======================
Data Science Utilities
======================
.. image:: https://img.shields.io/pypi/v/data_science_utilities.svg
:target: https://pypi.python.org/pypi/data_science_utilities
.. image:: https://img.shields.io/travis/truocphamkhac/data-science-utilities.svg
:target: https://travis-ci.org/truocphamkhac/data-science-utilities
.. image:: https://readthedocs.org/projects/data-science-utilities/badge/?version=latest
:target: http://data-science-utilities-python.readthedocs.io/en/latest/?badge=latest
:alt: Documentation Status
Data Science utilities in python.
* Free software: MIT license
* Documentation: http://data-science-utilities-python.readthedocs.io.
Features
========
Missing Data Statistic
----------------------
.. code:: python
from data_science_utilities import data_science_utilities
# make statistic
missing_data = data_science_utilities.missing_data_stats(df)
# display statistic
missing_data
Read CSV files from path
------------------------
.. code:: python
from data_science_utilities import data_science_utilities
train_path = '../data/raw/train.csv'
test_path = '../data/raw/test.csv'
X_train, X_test = data_science_utilities.read_csv_files(train_path, test_path)
Plotting distribution normal
----------------------------
.. code:: python
from data_science_utilities import data_science_utilities
data_science_utilities.plot_dist_norm(dist, 'distribution normal')
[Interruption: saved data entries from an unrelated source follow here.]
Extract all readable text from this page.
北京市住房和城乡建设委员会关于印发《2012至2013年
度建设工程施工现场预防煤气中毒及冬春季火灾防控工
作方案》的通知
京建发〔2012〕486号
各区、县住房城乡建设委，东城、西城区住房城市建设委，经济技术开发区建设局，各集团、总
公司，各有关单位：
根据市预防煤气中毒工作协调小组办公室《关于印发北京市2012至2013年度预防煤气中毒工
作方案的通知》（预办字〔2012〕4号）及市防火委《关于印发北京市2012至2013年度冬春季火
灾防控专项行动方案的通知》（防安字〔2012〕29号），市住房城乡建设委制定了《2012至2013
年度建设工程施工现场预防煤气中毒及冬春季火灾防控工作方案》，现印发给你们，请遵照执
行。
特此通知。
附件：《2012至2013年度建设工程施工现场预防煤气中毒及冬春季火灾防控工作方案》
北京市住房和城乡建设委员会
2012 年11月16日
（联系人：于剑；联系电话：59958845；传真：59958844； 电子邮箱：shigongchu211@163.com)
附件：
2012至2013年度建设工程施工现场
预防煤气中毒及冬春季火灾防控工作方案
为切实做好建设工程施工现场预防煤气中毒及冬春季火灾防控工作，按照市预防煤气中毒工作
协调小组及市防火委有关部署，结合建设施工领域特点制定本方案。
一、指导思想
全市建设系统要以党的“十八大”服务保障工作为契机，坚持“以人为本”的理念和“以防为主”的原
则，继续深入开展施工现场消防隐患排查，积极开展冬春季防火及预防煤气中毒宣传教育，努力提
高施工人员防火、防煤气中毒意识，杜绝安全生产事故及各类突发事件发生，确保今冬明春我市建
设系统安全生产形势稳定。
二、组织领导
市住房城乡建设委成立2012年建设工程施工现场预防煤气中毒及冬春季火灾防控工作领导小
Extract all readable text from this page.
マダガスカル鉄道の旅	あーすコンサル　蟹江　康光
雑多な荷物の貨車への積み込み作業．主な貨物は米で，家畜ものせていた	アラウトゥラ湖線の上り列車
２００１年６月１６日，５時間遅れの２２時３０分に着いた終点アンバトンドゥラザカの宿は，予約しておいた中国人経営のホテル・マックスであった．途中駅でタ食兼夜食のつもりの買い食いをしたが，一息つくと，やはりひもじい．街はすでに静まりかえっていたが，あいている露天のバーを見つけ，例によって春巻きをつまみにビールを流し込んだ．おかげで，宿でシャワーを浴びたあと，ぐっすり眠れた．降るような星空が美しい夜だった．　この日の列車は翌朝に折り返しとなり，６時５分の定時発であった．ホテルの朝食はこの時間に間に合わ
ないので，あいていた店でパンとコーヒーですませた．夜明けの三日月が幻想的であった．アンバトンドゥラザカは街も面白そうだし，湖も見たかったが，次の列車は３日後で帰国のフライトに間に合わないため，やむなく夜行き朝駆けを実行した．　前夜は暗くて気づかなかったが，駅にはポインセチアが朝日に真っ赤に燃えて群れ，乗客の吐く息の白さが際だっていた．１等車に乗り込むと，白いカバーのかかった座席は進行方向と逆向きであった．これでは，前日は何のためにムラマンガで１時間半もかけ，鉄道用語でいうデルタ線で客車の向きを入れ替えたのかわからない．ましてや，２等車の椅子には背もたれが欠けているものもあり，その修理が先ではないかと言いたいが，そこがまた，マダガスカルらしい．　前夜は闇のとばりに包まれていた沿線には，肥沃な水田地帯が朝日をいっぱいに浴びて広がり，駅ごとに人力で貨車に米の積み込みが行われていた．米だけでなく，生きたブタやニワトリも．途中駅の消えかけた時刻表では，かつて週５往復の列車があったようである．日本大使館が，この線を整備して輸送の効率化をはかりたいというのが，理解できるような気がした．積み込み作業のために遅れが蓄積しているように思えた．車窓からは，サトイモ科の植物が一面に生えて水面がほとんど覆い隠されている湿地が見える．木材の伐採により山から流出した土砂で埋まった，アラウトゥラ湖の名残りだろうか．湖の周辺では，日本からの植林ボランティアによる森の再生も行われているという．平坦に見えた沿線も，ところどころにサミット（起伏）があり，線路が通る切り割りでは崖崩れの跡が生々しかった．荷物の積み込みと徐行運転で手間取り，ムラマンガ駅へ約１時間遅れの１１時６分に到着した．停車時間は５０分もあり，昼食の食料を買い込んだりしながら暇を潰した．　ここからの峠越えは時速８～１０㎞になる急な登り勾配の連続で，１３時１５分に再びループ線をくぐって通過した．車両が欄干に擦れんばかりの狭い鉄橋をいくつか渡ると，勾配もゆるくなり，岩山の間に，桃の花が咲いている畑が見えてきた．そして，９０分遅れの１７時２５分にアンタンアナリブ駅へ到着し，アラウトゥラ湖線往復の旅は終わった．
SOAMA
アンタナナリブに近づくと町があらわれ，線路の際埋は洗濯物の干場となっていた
Plotting correlation matrix
---------------------------
.. code:: python
from data_science_utilities import data_science_utilities
data_science_utilities.plot_corelation_matrix(data)
Plotting top attributes correlation matrix
------------------------------------------
.. code:: python
from data_science_utilities import data_science_utilities
data_science_utilities.plot_top_corelation_matrix(data, target, k=10, cmap='YlGnBu')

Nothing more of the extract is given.